Software. SaaS. IoT.
Each technological innovation is characterized by the emergence, acceptance, and eventually ubiquity of buzzwords that define the industry they represent. To the point, where business plans and even business models re-engineer themselves to ensure they are not left out of the mainstream conversation and of broader technological developments.
After strong early adoption, these technologies reach tipping point, or to use a more colorful analogy from physics at the point of hitting 'escape velocity'. That is when the demand for such technologies and skills escapes the forces of gravity, growing at a fantastic exponential rate.
Artificial intelligence (AI) and Machine learning (ML) are about to hit this escape velocity. I will not bore you with definitions, attempts to simplify by explaining in 'English terms' or by memes or by practical examples. There is a gush of information online from Webster-style definitions, academic coursework, and explanatory videos on this.
What's important is that the forces underpinning the growth of these technologies – humongous datasets, technical skills both at academic institutions and corporations, case studies of successful implementations, tremendous increase in funding for this sector and more – all lead to a groundswell in support and overall ecosystem expansion.
Startups in the early 2000s stopped saying 'We are a SaaS company" and moved to statements like "Our cloud-based application is available on public and hybrid clouds...". Similarly, Investors are seeing a very high proportion of business plans that leverage AI/ML – to the point where many (and rightly so) do not point out that they use AI/ML; they simply refer to applications in slides towards the middle of the presentation. Something that is representative of the ubiquity of AI/ML and a trend that we are excitedly embracing.
Most investors actually get disillusioned when we find business plans that have "AI/ML" sprayed all over. It usually smacks of a me-too business plan. Refined business plans crisply articulate how the AI and ML modules are effectively used to disrupt traditional processes, unravel new opportunities or markets, catalyze new discovery, and in general unleash new avenues of wealth creation or productivity improvements.
Good business plans articulate well how they 'traverse the AI lifecycle' - how they identified a distinct pain point in their target market, how data collection techniques in this field have evolved, how this data is collected, parsed, normalized, stored and then effectively analyzed. A more thorough technical due diligence should reveal how this startup is using state-of-the-art algorithms, high-pedigreed talent, and suitably robust infrastructure to unravel patterns in the data – patterns that can result in instant step-up, improvements over the current areas they are addressing.
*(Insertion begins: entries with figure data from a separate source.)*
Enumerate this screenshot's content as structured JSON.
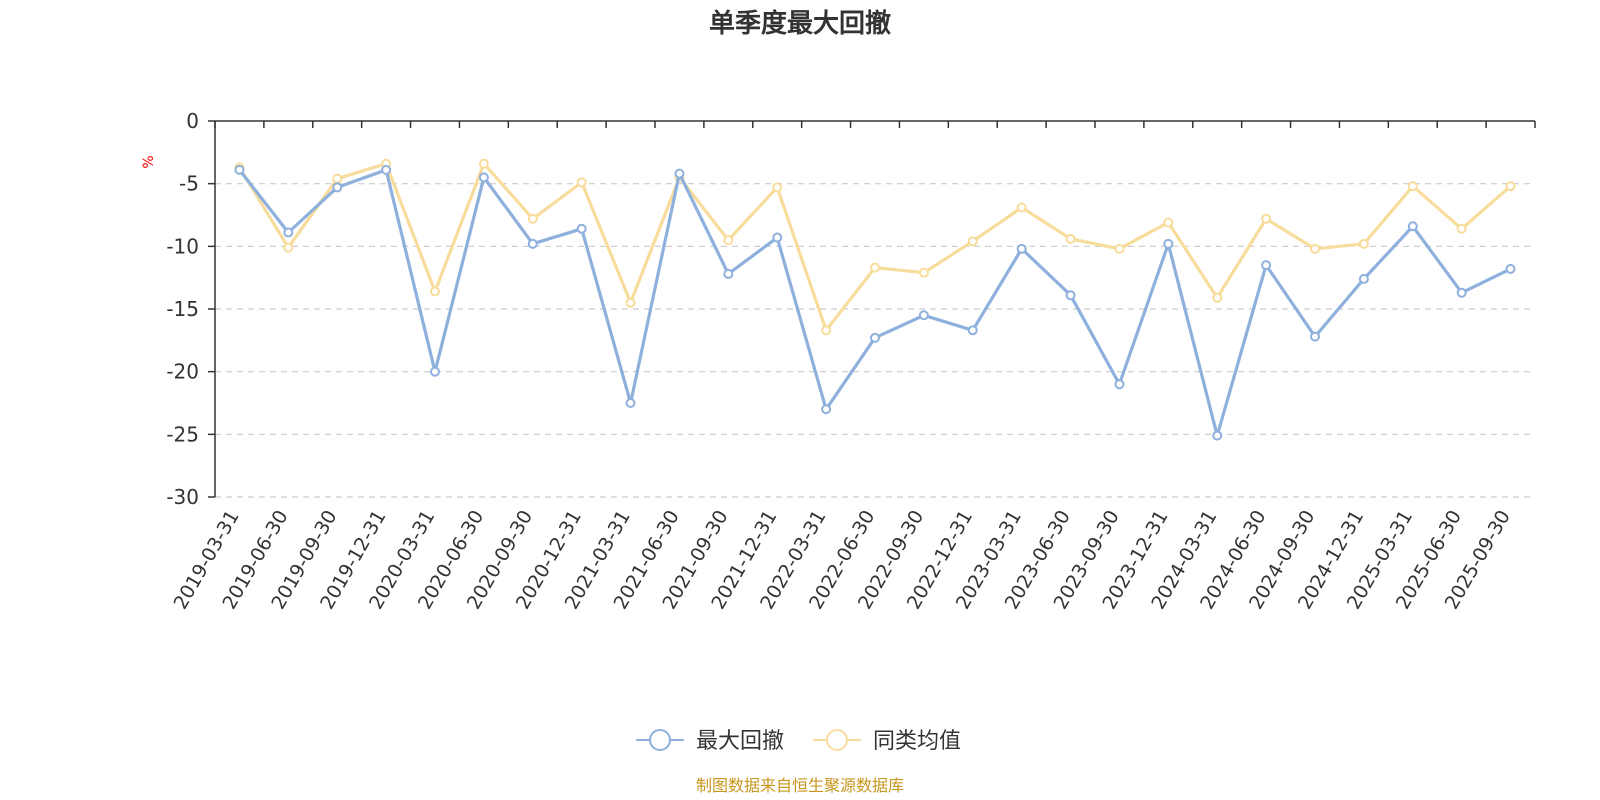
{
  "chart_data": {
    "type": "line",
    "title": "单季度最大回撤",
    "ylabel": "%",
    "ylim": [
      -30,
      0
    ],
    "yticks": [
      0,
      -5,
      -10,
      -15,
      -20,
      -25,
      -30
    ],
    "grid": true,
    "legend_position": "bottom",
    "categories": [
      "2019-03-31",
      "2019-06-30",
      "2019-09-30",
      "2019-12-31",
      "2020-03-31",
      "2020-06-30",
      "2020-09-30",
      "2020-12-31",
      "2021-03-31",
      "2021-06-30",
      "2021-09-30",
      "2021-12-31",
      "2022-03-31",
      "2022-06-30",
      "2022-09-30",
      "2022-12-31",
      "2023-03-31",
      "2023-06-30",
      "2023-09-30",
      "2023-12-31",
      "2024-03-31",
      "2024-06-30",
      "2024-09-30",
      "2024-12-31",
      "2025-03-31",
      "2025-06-30",
      "2025-09-30"
    ],
    "series": [
      {
        "name": "最大回撤",
        "color": "#8eb0dc",
        "values": [
          -3.9,
          -8.9,
          -5.3,
          -3.9,
          -20.0,
          -4.5,
          -9.8,
          -8.6,
          -22.5,
          -4.2,
          -12.2,
          -9.3,
          -23.0,
          -17.3,
          -15.5,
          -16.7,
          -10.2,
          -13.9,
          -21.0,
          -9.8,
          -25.1,
          -11.5,
          -17.2,
          -12.6,
          -8.4,
          -13.7,
          -11.8
        ]
      },
      {
        "name": "同类均值",
        "color": "#f8dc9c",
        "values": [
          -3.7,
          -10.1,
          -4.6,
          -3.4,
          -13.6,
          -3.4,
          -7.8,
          -4.9,
          -14.5,
          -4.5,
          -9.5,
          -5.3,
          -16.7,
          -11.7,
          -12.1,
          -9.6,
          -6.9,
          -9.4,
          -10.2,
          -8.1,
          -14.1,
          -7.8,
          -10.2,
          -9.8,
          -5.2,
          -8.6,
          -5.2
        ]
      }
    ]
  },
  "source_text": "制图数据来自恒生聚源数据库",
  "colors": {
    "axis": "#333333",
    "grid": "#cccccc",
    "unit": "#ff0000",
    "source": "#c8961e"
  }
}
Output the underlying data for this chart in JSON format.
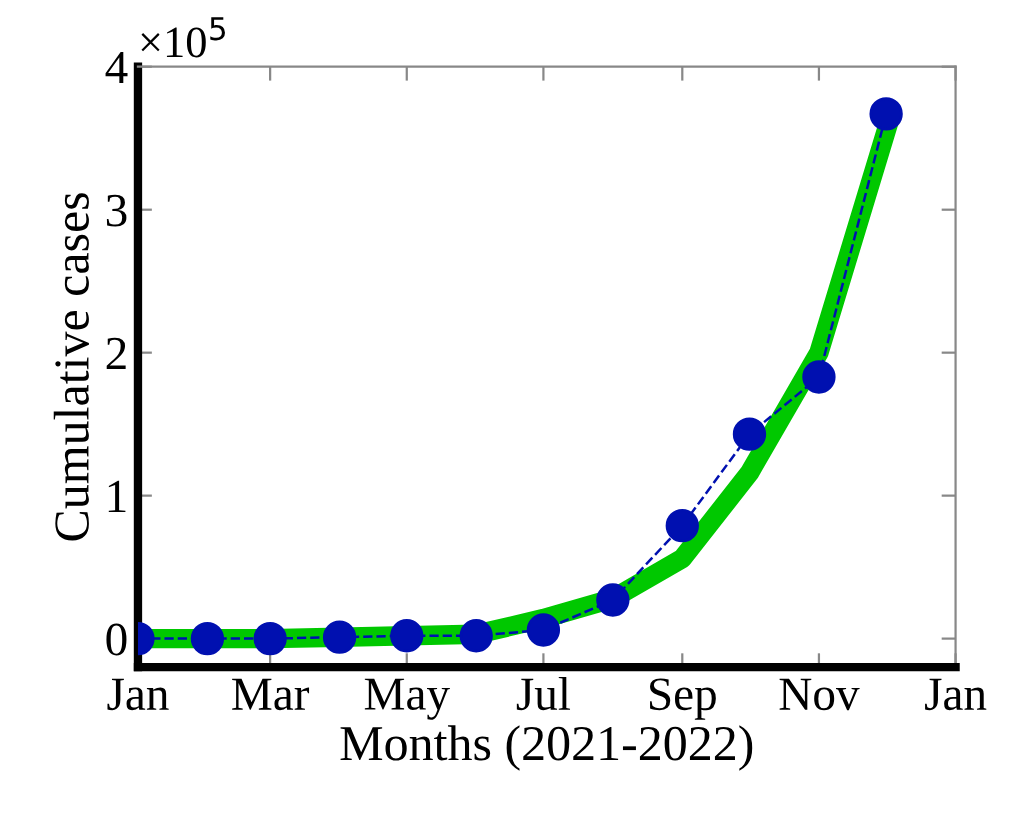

As an example, a truly compelling healthcare startup could discover a groundbreaking cure for cancer treatment through genomics, by using hitherto unrealized techniques to capture and analyze patterns in infected cells, and executing this through a team comprising of luminaries and experts from both academia and the healthcare industry.
Artificial intelligence, Machine learning and related technologies are here to stay and will form the crux of next waves of innovation. Their effects are not ripples anymore. Indeed, strong waves (Schumpeterian gales of destruction, as MBA programs call them) are being felt in many aspects of the global economy.
Startups that harness these trends will reap windfalls as will investors that pick the winners from the crowd. Larger corporations will imbibe these trends - either organically or inorganically - and if it's more of the latter, we will be seeing a lot of interesting activity in the startup ecosystem in the years to come.
I also feel that the academic world will embrace this wave very quickly (if not doing so already) - both by offering extensive coursework in data manipulation programming languages; as well as in 'conceptual stuff' - how to get a data set and prepare it for anomaly detection, clustering (finding common traits), and so on. Abundant coursework will emerge at the intersection of 'Major X' and computer science - for example at the intersection of cellular biology and computer science (with some early stage finance courses from the business school also thrown in) for students aspiring to be genomics entrepreneurs.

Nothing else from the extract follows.